Plot the phylogenetic tree.

Parameters:
  • size (callable or dict or int or float or None, optional) – Size of the markers at leaf edges. If a callable, it should take a baltic leaf as input and return a size. If a dict, it should have leaf names as keys and sizes as values. If an int, or float, all markers will have the same size. If None, the cluster sizes will be used.

  • color (callable or dict or iterable or str or None, optional) – Color of the markers at leaf edges. If a callable, it should take a baltic leaf object as input and return a color. If a dict, it should have leaf names as keys and colors as values. If a str, or an iterable of RGB(A) values, all markers will have the same color. If None, all markers will be black.

  • alpha (float, optional) – Alpha value for the markers.

  • min_size (int, optional) – Minimum size of the markers. Any leaf edges with a size smaller than min_size will not have a marker.

  • size_multiplier (int or float, optional) – Multiplier for the marker sizes.

  • linewidth (int or float, optional) – Width of the tree lines.

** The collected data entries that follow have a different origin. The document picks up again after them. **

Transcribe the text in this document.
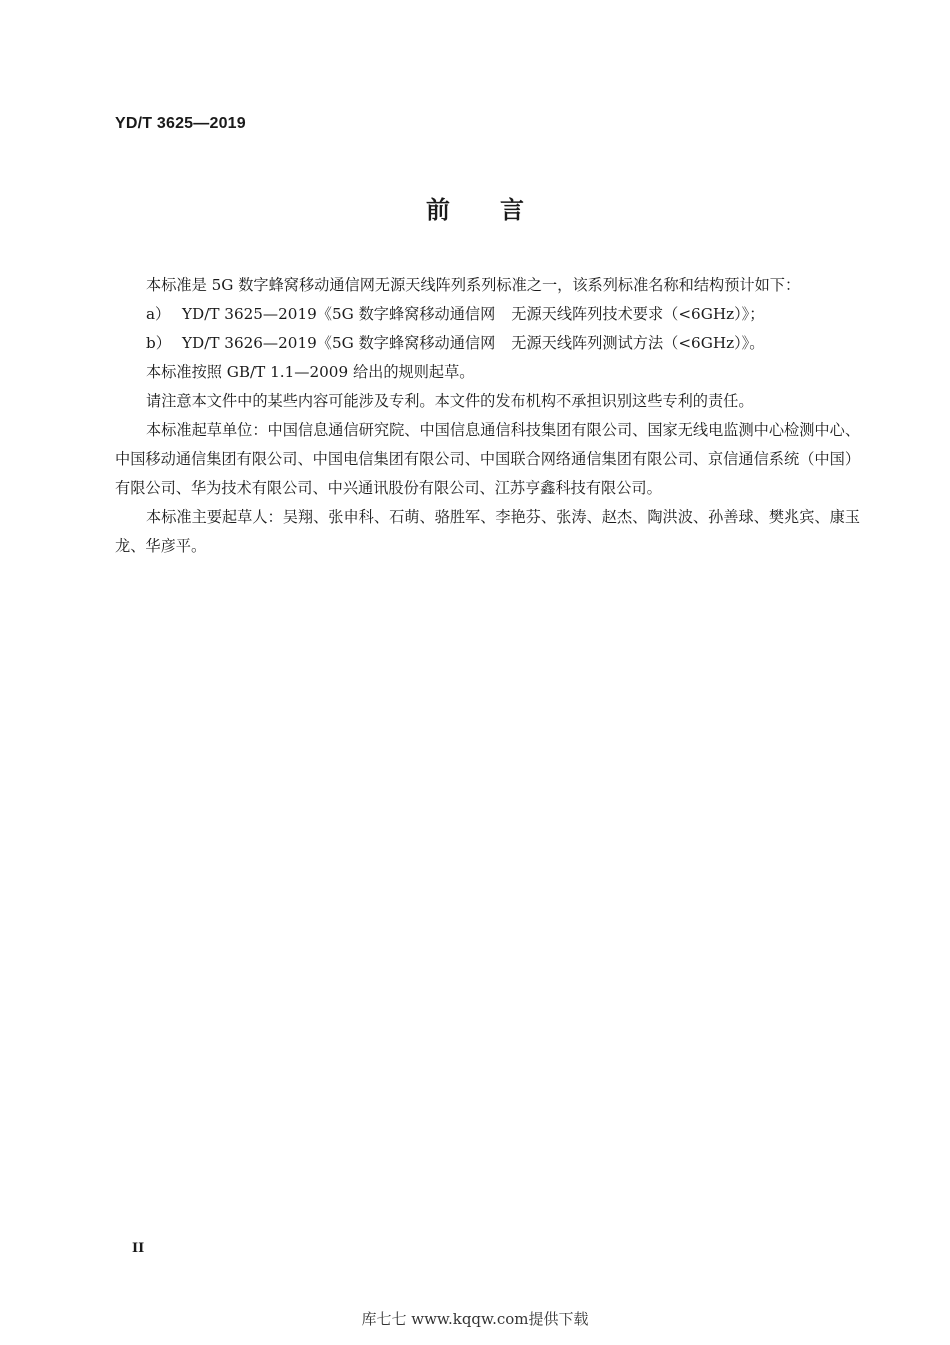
YD/T 3625—2019
前 言

本标准是 5G 数字蜂窝移动通信网无源天线阵列系列标准之一，该系列标准名称和结构预计如下：

a） YD/T 3625—2019《5G 数字蜂窝移动通信网 无源天线阵列技术要求（<6GHz）》；

b） YD/T 3626—2019《5G 数字蜂窝移动通信网 无源天线阵列测试方法（<6GHz）》。

本标准按照 GB/T 1.1—2009 给出的规则起草。

请注意本文件中的某些内容可能涉及专利。本文件的发布机构不承担识别这些专利的责任。

本标准起草单位：中国信息通信研究院、中国信息通信科技集团有限公司、国家无线电监测中心检测中心、中国移动通信集团有限公司、中国电信集团有限公司、中国联合网络通信集团有限公司、京信通信系统（中国）有限公司、华为技术有限公司、中兴通讯股份有限公司、江苏亨鑫科技有限公司。

本标准主要起草人：吴翔、张申科、石萌、骆胜军、李艳芬、张涛、赵杰、陶洪波、孙善球、樊兆宾、康玉龙、华彦平。

II
库七七 www.kqqw.com提供下载
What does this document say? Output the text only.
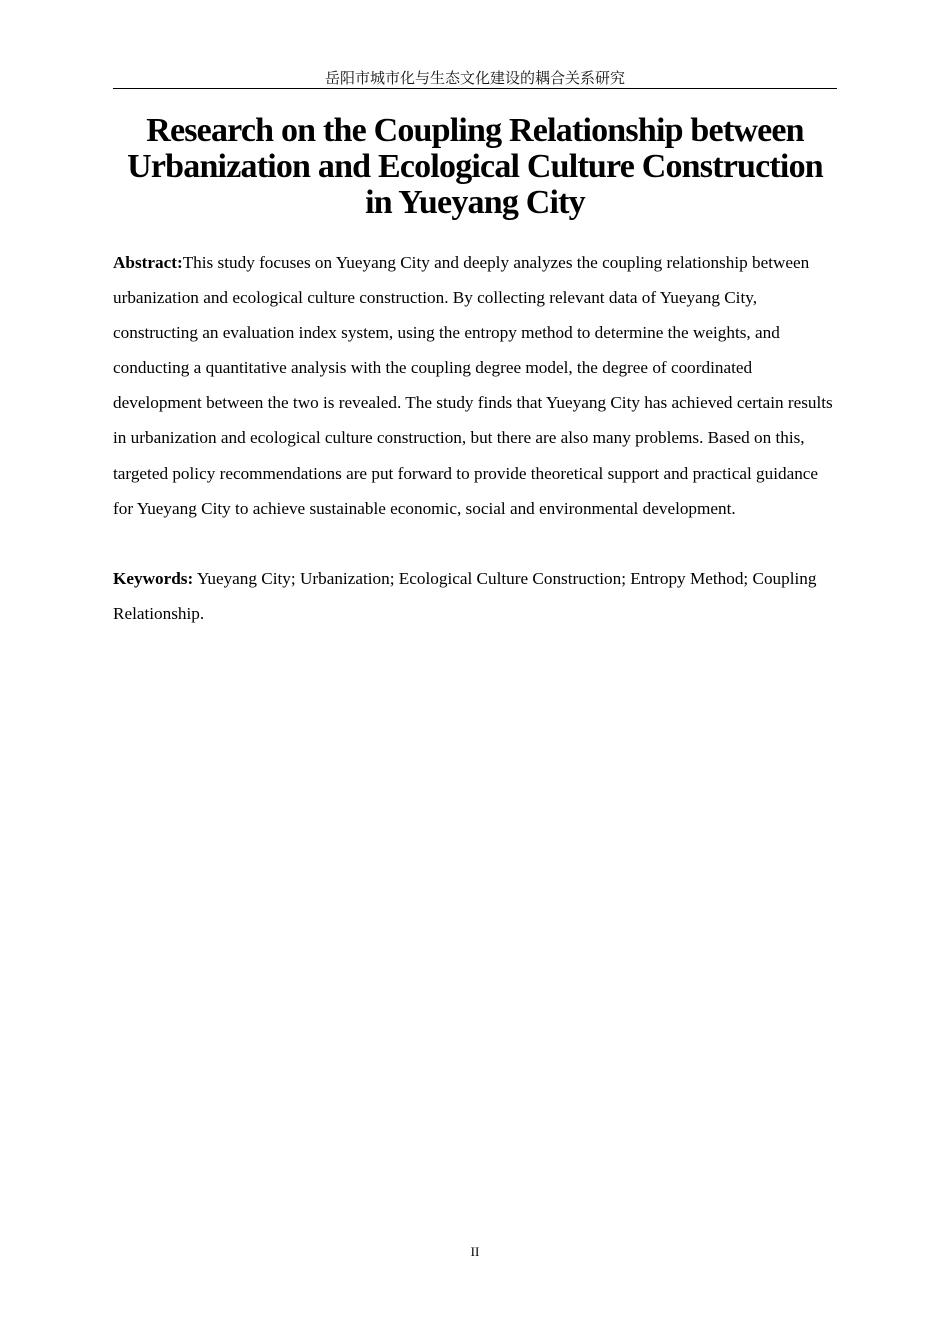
岳阳市城市化与生态文化建设的耦合关系研究
Research on the Coupling Relationship between
Urbanization and Ecological Culture Construction
in Yueyang City

Abstract:This study focuses on Yueyang City and deeply analyzes the coupling relationship between urbanization and ecological culture construction. By collecting relevant data of Yueyang City, constructing an evaluation index system, using the entropy method to determine the weights, and conducting a quantitative analysis with the coupling degree model, the degree of coordinated development between the two is revealed. The study finds that Yueyang City has achieved certain results in urbanization and ecological culture construction, but there are also many problems. Based on this, targeted policy recommendations are put forward to provide theoretical support and practical guidance for Yueyang City to achieve sustainable economic, social and environmental development.

Keywords: Yueyang City; Urbanization; Ecological Culture Construction; Entropy Method; Coupling Relationship.

II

  • color_branches (bool, optional) – Whether to color the branches of the tree. If True, the branches will be colored according to the color of the leaf edges.

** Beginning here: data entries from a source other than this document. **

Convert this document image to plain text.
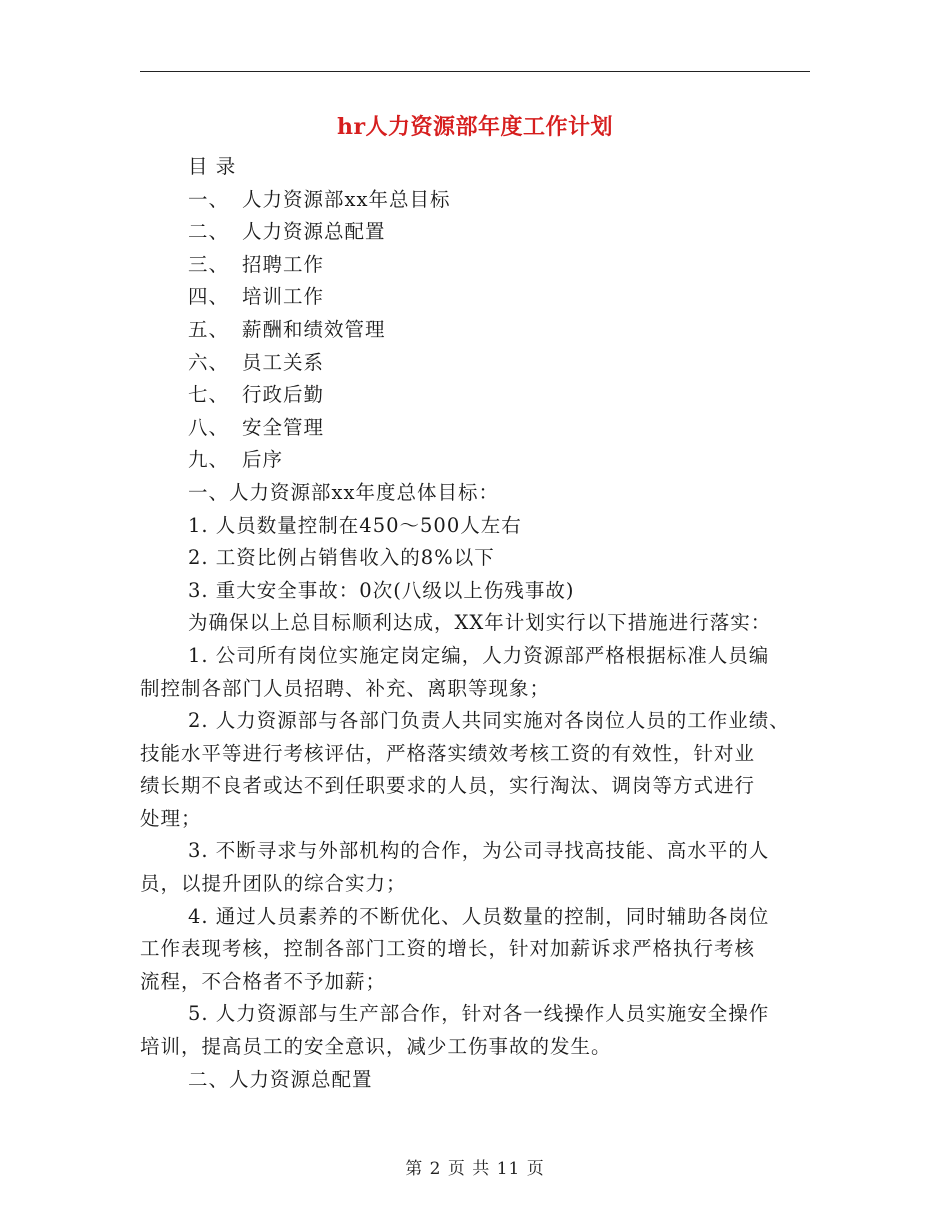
hr人力资源部年度工作计划
目 录
一、 人力资源部xx年总目标
二、 人力资源总配置
三、 招聘工作
四、 培训工作
五、 薪酬和绩效管理
六、 员工关系
七、 行政后勤
八、 安全管理
九、 后序
一、人力资源部xx年度总体目标：
1. 人员数量控制在450～500人左右
2. 工资比例占销售收入的8%以下
3. 重大安全事故：0次(八级以上伤残事故)
为确保以上总目标顺利达成，XX年计划实行以下措施进行落实：
1. 公司所有岗位实施定岗定编，人力资源部严格根据标准人员编
制控制各部门人员招聘、补充、离职等现象；
2. 人力资源部与各部门负责人共同实施对各岗位人员的工作业绩、
技能水平等进行考核评估，严格落实绩效考核工资的有效性，针对业
绩长期不良者或达不到任职要求的人员，实行淘汰、调岗等方式进行
处理；
3. 不断寻求与外部机构的合作，为公司寻找高技能、高水平的人
员，以提升团队的综合实力；
4. 通过人员素养的不断优化、人员数量的控制，同时辅助各岗位
工作表现考核，控制各部门工资的增长，针对加薪诉求严格执行考核
流程，不合格者不予加薪；
5. 人力资源部与生产部合作，针对各一线操作人员实施安全操作
培训，提高员工的安全意识，减少工伤事故的发生。
二、人力资源总配置
第 2 页 共 11 页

  • x_attr (callable, optional) – Attribute of the baltic tree object to use for the x-axis.

  • y_attr (callable, optional) – Attribute of the baltic tree object to use for the y-axis.

  • connection_type (str, optional) – Type of connection to use. One of 'baltic', 'direct', or 'elbow'.

  • radial (bool, optional) – Whether to plot the tree in a radial fashion.

  • radial_start (float, optional) – Starting point for the radial plot, as a fraction of the circle.

  • radial_fraction (float, optional) – Fraction of the circle to use for the radial plot.

  • inward_space (float, optional) – Fraction of the circle to leave empty at the center of the radial plot.

  • marker (str, optional) –

    Marker style. See matplotlib.pyplot.scatter for more details.

    marker_edgewidthcallable or dict or int or float, optional

    Width of the marker edges. If a callable, it should take a baltic leaf as input and return a width. If a dict, it should have leaf names as keys and widths as values. If an int, or float, all markers will have the same width.

  • marker_edgecolor (callable or dict or str or iterable or None, optional) – Color of the marker edges. If a callable, it should take a baltic leaf object as input and return a color. If a dict, it should have leaf names as keys and colors as values. If a str, or an iterable of RGB(A) values, all markers will have the same color. If None, all marker edges will match the marker color.

  • marker_halign (str, optional) – Horizontal alignment of the markers. One of 'left', 'center', or 'right'.

  • marker_valign (str, optional) – Vertical alignment of the markers. One of 'top', 'center', or 'bottom'.

  • figsize (iterable of int or float, optional) – Figure size, by default [8, 8]

  • show (bool, optional) – Whether to show the figure.

  • figfile (str or Path, optional) – Path to save the figure to.